Malheureusement, un obstacle de taille se dresse sur sa route : un squatteur occupe illégalement sa propriété. Face à cette situation, Karine suit d’abord la voie légale : dépôt de plainte à la gendarmerie, signalement auprès du préfet de la Gironde… Mais le temps presse, et l’approche de la trêve hivernale menace de bloquer toute procédure d’expulsion pendant plusieurs mois supplémentaires.

L’expédition punitive qui bascule dans l’illégalité

Le 25 septembre dernier, à bout de patience et de ressources, Karine franchit la ligne rouge.

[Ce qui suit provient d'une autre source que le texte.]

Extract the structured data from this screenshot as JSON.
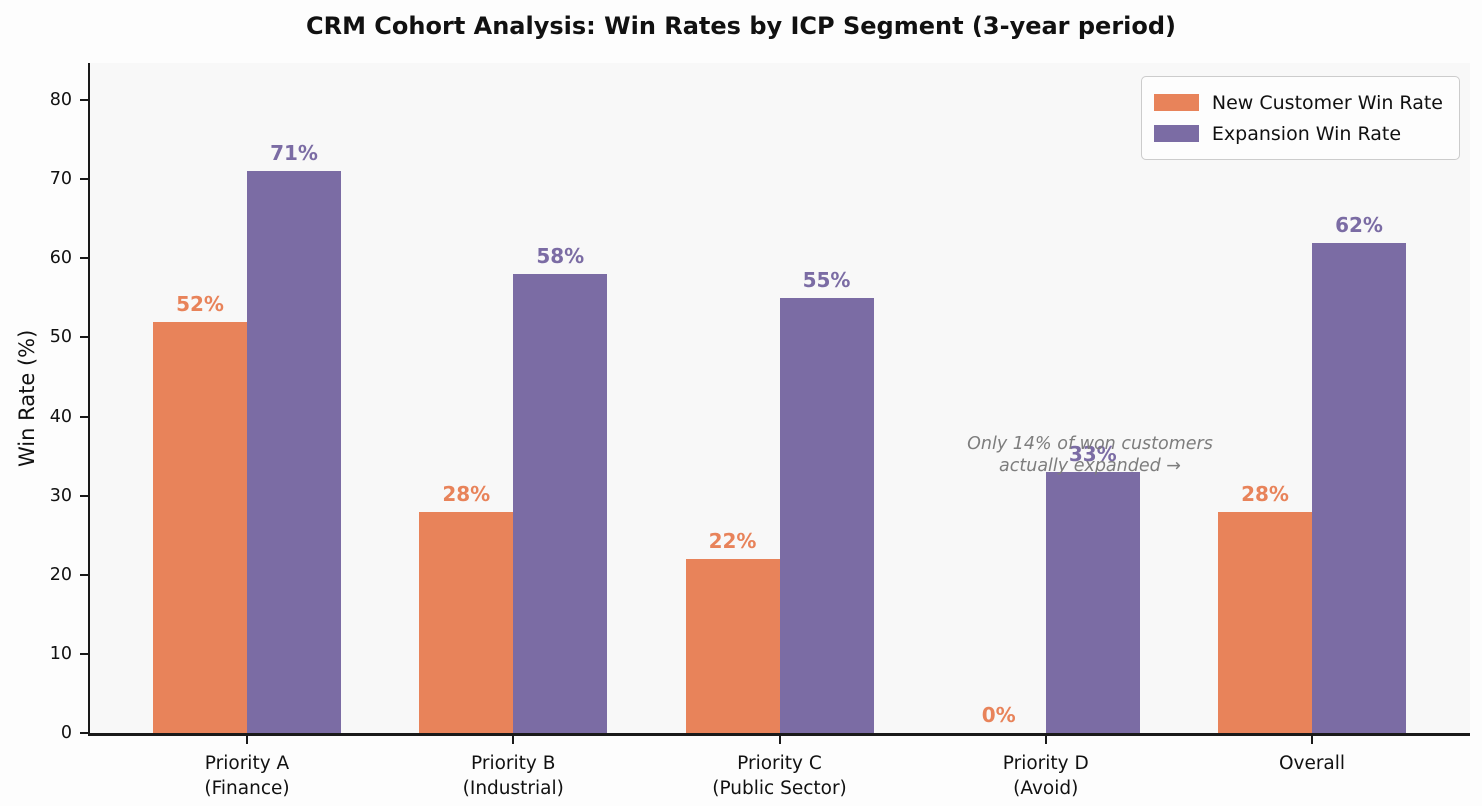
{
  "chart_data": {
    "type": "bar",
    "title": "CRM Cohort Analysis: Win Rates by ICP Segment (3-year period)",
    "ylabel": "Win Rate (%)",
    "xlabel": "",
    "categories": [
      {
        "label": "Priority A",
        "sublabel": "(Finance)"
      },
      {
        "label": "Priority B",
        "sublabel": "(Industrial)"
      },
      {
        "label": "Priority C",
        "sublabel": "(Public Sector)"
      },
      {
        "label": "Priority D",
        "sublabel": "(Avoid)"
      },
      {
        "label": "Overall",
        "sublabel": ""
      }
    ],
    "series": [
      {
        "name": "New Customer Win Rate",
        "color": "#e8835a",
        "values": [
          52,
          28,
          22,
          0,
          28
        ]
      },
      {
        "name": "Expansion Win Rate",
        "color": "#7b6ca4",
        "values": [
          71,
          58,
          55,
          33,
          62
        ]
      }
    ],
    "value_label_suffix": "%",
    "yticks": [
      0,
      10,
      20,
      30,
      40,
      50,
      60,
      70,
      80
    ],
    "ylim": [
      0,
      84.7
    ],
    "grid": false,
    "legend_position": "top-right",
    "annotation": {
      "lines": [
        "Only 14% of won customers",
        "actually expanded →"
      ],
      "color": "#7d7d7d"
    }
  },
  "colors": {
    "figure_background": "#fdfdfd",
    "axes_background": "#f8f8f8",
    "spine": "#1a1a1a"
  }
}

Elle fait appel à des hommes de main pour déloger de force l’occupant de sa maison. Ce qui devait être une simple expulsion se transforme en agression caractérisée : le squatteur est violemment battu, nécessitant une hospitalisation et se voit délivrer une Incapacité Totale de Travail (ITT) de 3 jours.

La réaction de l’occupant ne se fait pas attendre : il porte plainte à son tour. Les gendarmes remontent rapidement jusqu’à Karine, qui, après avoir initialement nié les faits, finit par avouer lors d’une garde à vue le 19 novembre. Sa justification : avoir agi “en désespoir de cause”.